Dia menjelaskan bahwa kasus ini dimulai pada 28 September 2022, ketika para pengacara, termasuk Victor Soekarno Bachtiar, bersama dengan Indra Ari Murto dan Riansyah, yang merupakan kuasa hukum Linda Herman, Tina, dan Nofian Budianto, mendaftarkan permohonan PKPU ke Pengadilan Niaga Surabaya terhadap PT. Hitakara dengan nomor register perkara 63/Pdt.Sus-PKPU/2022/PN.Niaga.Sbyr, dengan dalil palsu bahwa kliennya memiliki tagihan sebesar Rp. 1.545.057.652.
Namun, mereka mengetahui bahwa ada keterangan tidak benar dalam surat permohonan PKPU terkait pernyataan Linda Herman, Tina, dan Nofian Budianto yang mengklaim memiliki hak tagihan kepada PT. Hitakara.

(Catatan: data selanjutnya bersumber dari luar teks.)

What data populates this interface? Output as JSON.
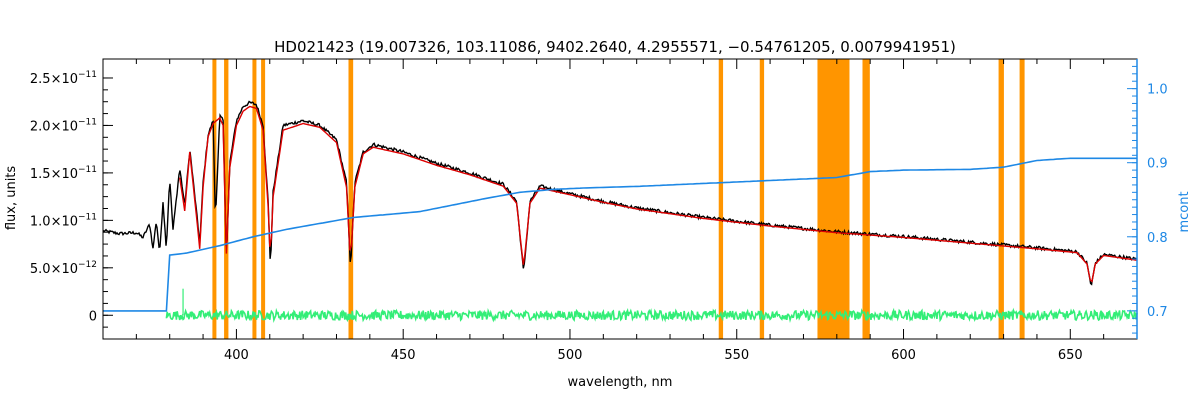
{
  "chart_data": {
    "type": "line",
    "title": "HD021423    (19.007326, 103.11086, 9402.2640, 4.2955571, −0.54761205, 0.0079941951)",
    "xlabel": "wavelength, nm",
    "ylabel": "flux, units",
    "y2label": "mcont",
    "xlim": [
      360,
      670
    ],
    "ylim": [
      -2.5e-12,
      2.7e-11
    ],
    "y2lim": [
      0.662,
      1.04
    ],
    "x_ticks": [
      400,
      450,
      500,
      550,
      600,
      650
    ],
    "x_tick_labels": [
      "400",
      "450",
      "500",
      "550",
      "600",
      "650"
    ],
    "y_ticks": [
      0,
      5e-12,
      1e-11,
      1.5e-11,
      2e-11,
      2.5e-11
    ],
    "y_tick_labels": [
      {
        "mant": "0",
        "exp": ""
      },
      {
        "mant": "5.0×10",
        "exp": "−12"
      },
      {
        "mant": "1.0×10",
        "exp": "−11"
      },
      {
        "mant": "1.5×10",
        "exp": "−11"
      },
      {
        "mant": "2.0×10",
        "exp": "−11"
      },
      {
        "mant": "2.5×10",
        "exp": "−11"
      }
    ],
    "y2_ticks": [
      0.7,
      0.8,
      0.9,
      1.0
    ],
    "y2_tick_labels": [
      "0.7",
      "0.8",
      "0.9",
      "1.0"
    ],
    "masked_regions": [
      [
        392.8,
        394.0
      ],
      [
        396.3,
        397.6
      ],
      [
        404.8,
        406.0
      ],
      [
        407.4,
        408.6
      ],
      [
        433.6,
        435.0
      ],
      [
        544.6,
        545.9
      ],
      [
        556.9,
        558.2
      ],
      [
        574.2,
        583.8
      ],
      [
        587.7,
        589.9
      ],
      [
        628.5,
        630.1
      ],
      [
        634.8,
        636.3
      ]
    ],
    "series": [
      {
        "role": "observed",
        "points": [
          [
            360,
            8.9e-12
          ],
          [
            365,
            8.6e-12
          ],
          [
            370,
            8.7e-12
          ],
          [
            372,
            8.2e-12
          ],
          [
            374,
            9.6e-12
          ],
          [
            375,
            7e-12
          ],
          [
            376,
            1e-11
          ],
          [
            377,
            6.5e-12
          ],
          [
            378,
            1.2e-11
          ],
          [
            379,
            7e-12
          ],
          [
            380,
            1.45e-11
          ],
          [
            381,
            9e-12
          ],
          [
            383,
            1.55e-11
          ],
          [
            384.5,
            1.15e-11
          ],
          [
            386,
            1.75e-11
          ],
          [
            388,
            1.1e-11
          ],
          [
            389,
            7.5e-12
          ],
          [
            390,
            1.4e-11
          ],
          [
            391.5,
            1.9e-11
          ],
          [
            393,
            2.05e-11
          ],
          [
            393.7,
            1e-11
          ],
          [
            395,
            2.1e-11
          ],
          [
            396,
            2.05e-11
          ],
          [
            397,
            6e-12
          ],
          [
            398,
            1.6e-11
          ],
          [
            400,
            2.05e-11
          ],
          [
            402,
            2.2e-11
          ],
          [
            404,
            2.24e-11
          ],
          [
            406,
            2.22e-11
          ],
          [
            408,
            2e-11
          ],
          [
            409.5,
            1.2e-11
          ],
          [
            410.2,
            5e-12
          ],
          [
            411,
            1.3e-11
          ],
          [
            414,
            2e-11
          ],
          [
            420,
            2.05e-11
          ],
          [
            425,
            2e-11
          ],
          [
            430,
            1.85e-11
          ],
          [
            433,
            1.4e-11
          ],
          [
            434.2,
            5e-12
          ],
          [
            435.5,
            1.4e-11
          ],
          [
            438,
            1.72e-11
          ],
          [
            441,
            1.8e-11
          ],
          [
            450,
            1.72e-11
          ],
          [
            460,
            1.6e-11
          ],
          [
            470,
            1.5e-11
          ],
          [
            480,
            1.38e-11
          ],
          [
            484,
            1.2e-11
          ],
          [
            486.1,
            4.5e-12
          ],
          [
            488,
            1.2e-11
          ],
          [
            491,
            1.36e-11
          ],
          [
            500,
            1.28e-11
          ],
          [
            510,
            1.2e-11
          ],
          [
            520,
            1.13e-11
          ],
          [
            540,
            1.03e-11
          ],
          [
            560,
            9.5e-12
          ],
          [
            580,
            8.8e-12
          ],
          [
            600,
            8.3e-12
          ],
          [
            620,
            7.7e-12
          ],
          [
            640,
            7.1e-12
          ],
          [
            652,
            6.7e-12
          ],
          [
            655,
            5.5e-12
          ],
          [
            656.3,
            3e-12
          ],
          [
            657.5,
            5.5e-12
          ],
          [
            660,
            6.4e-12
          ],
          [
            670,
            5.9e-12
          ]
        ]
      },
      {
        "role": "model",
        "points": [
          [
            383,
            1.45e-11
          ],
          [
            384.5,
            1.1e-11
          ],
          [
            386,
            1.72e-11
          ],
          [
            388,
            1.05e-11
          ],
          [
            389,
            7e-12
          ],
          [
            390,
            1.35e-11
          ],
          [
            391.5,
            1.88e-11
          ],
          [
            393,
            2.02e-11
          ],
          [
            395,
            2.08e-11
          ],
          [
            396,
            2e-11
          ],
          [
            397,
            6.5e-12
          ],
          [
            398,
            1.55e-11
          ],
          [
            400,
            2e-11
          ],
          [
            402,
            2.15e-11
          ],
          [
            404,
            2.2e-11
          ],
          [
            406,
            2.18e-11
          ],
          [
            408,
            1.95e-11
          ],
          [
            409.5,
            1.15e-11
          ],
          [
            410.2,
            5.5e-12
          ],
          [
            411,
            1.25e-11
          ],
          [
            414,
            1.95e-11
          ],
          [
            420,
            2.02e-11
          ],
          [
            425,
            1.98e-11
          ],
          [
            430,
            1.82e-11
          ],
          [
            433,
            1.35e-11
          ],
          [
            434.2,
            5.5e-12
          ],
          [
            435.5,
            1.35e-11
          ],
          [
            438,
            1.7e-11
          ],
          [
            441,
            1.77e-11
          ],
          [
            450,
            1.7e-11
          ],
          [
            460,
            1.58e-11
          ],
          [
            470,
            1.48e-11
          ],
          [
            480,
            1.36e-11
          ],
          [
            484,
            1.18e-11
          ],
          [
            486.1,
            5e-12
          ],
          [
            488,
            1.18e-11
          ],
          [
            491,
            1.34e-11
          ],
          [
            500,
            1.27e-11
          ],
          [
            510,
            1.19e-11
          ],
          [
            520,
            1.12e-11
          ],
          [
            540,
            1.02e-11
          ],
          [
            560,
            9.4e-12
          ],
          [
            580,
            8.7e-12
          ],
          [
            600,
            8.2e-12
          ],
          [
            620,
            7.6e-12
          ],
          [
            640,
            7e-12
          ],
          [
            652,
            6.6e-12
          ],
          [
            655,
            5.4e-12
          ],
          [
            656.3,
            3.2e-12
          ],
          [
            657.5,
            5.4e-12
          ],
          [
            660,
            6.3e-12
          ],
          [
            670,
            5.8e-12
          ]
        ]
      },
      {
        "role": "residual",
        "axis": "left",
        "x_range": [
          379,
          670
        ],
        "y_level": 0,
        "noise_amplitude": 5e-13,
        "spike": {
          "x": 384,
          "y": 2.8e-12
        }
      },
      {
        "role": "continuum",
        "axis": "right",
        "points": [
          [
            360,
            0.7
          ],
          [
            379,
            0.7
          ],
          [
            379.5,
            0.775
          ],
          [
            385,
            0.778
          ],
          [
            395,
            0.788
          ],
          [
            405,
            0.8
          ],
          [
            415,
            0.81
          ],
          [
            425,
            0.818
          ],
          [
            435,
            0.826
          ],
          [
            445,
            0.83
          ],
          [
            455,
            0.834
          ],
          [
            465,
            0.843
          ],
          [
            475,
            0.852
          ],
          [
            485,
            0.86
          ],
          [
            495,
            0.864
          ],
          [
            505,
            0.866
          ],
          [
            520,
            0.868
          ],
          [
            540,
            0.872
          ],
          [
            560,
            0.876
          ],
          [
            580,
            0.88
          ],
          [
            590,
            0.888
          ],
          [
            600,
            0.89
          ],
          [
            620,
            0.891
          ],
          [
            630,
            0.894
          ],
          [
            640,
            0.903
          ],
          [
            650,
            0.906
          ],
          [
            670,
            0.906
          ]
        ]
      }
    ],
    "colors": {
      "observed": "#000000",
      "model": "#dd0000",
      "residual": "#33ee77",
      "continuum": "#1e88e5",
      "masked": "#ff9500",
      "right_axis": "#1e88e5",
      "axis": "#000000"
    }
  }
}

Fakta bahwa Linda Herman, Tina, dan Nofian Budianto tidak memiliki tagihan terhadap PT. Hitakara terungkap setelah penyidik Dittipideksus Bareskrim Polri memeriksa 18 orang saksi, termasuk Kevin Silaban, Ajie Sumargo, Rudi Marwali dari Finance PT. STB, Andika (Purchasing Logistic PT. STB), serta Tim Kurator seperti Barito Adhi Putra, Dedi M Lawe, dan Tommy Apriawan, serta Akuntan Publik Gideon Adi & Rekan.
Rekayasa ini kemudian berlanjut dengan pemalsuan surat dalam Berita Acara Rapat tertanggal 20 Juli 2023 yang diduga dilakukan oleh Tim Kurator, di mana poin 17 menyatakan bahwa Debitur mencabut Proposal Perdamaian tertanggal 16 Maret 2023 dengan alasan diajukan Permohonan Pencabutan PKPU, sehingga Pemungutan Suara terhadap Proposal Perdamaian tidak dapat dilaksanakan.
Berita Acara ini kemudian diterima secara mentah-mentah oleh Hakim Pengawas dalam Perkara Nomor 63/Pdt.Sus-PKPU/2022/PN.Niaga.Sby, I Made Subagia Astawa, yang memberikan Rekomendasi Pailit kepada Majelis Hakim Pemutus Perkara, sehingga mengakibatkan PT. Hitakara dinyatakan pailit pada tanggal 2 Agustus 2023. Namun, pada kenyataannya, tidak pernah ada pencabutan Proposal Perdamaian baik secara lisan maupun tertulis dalam bentuk surat.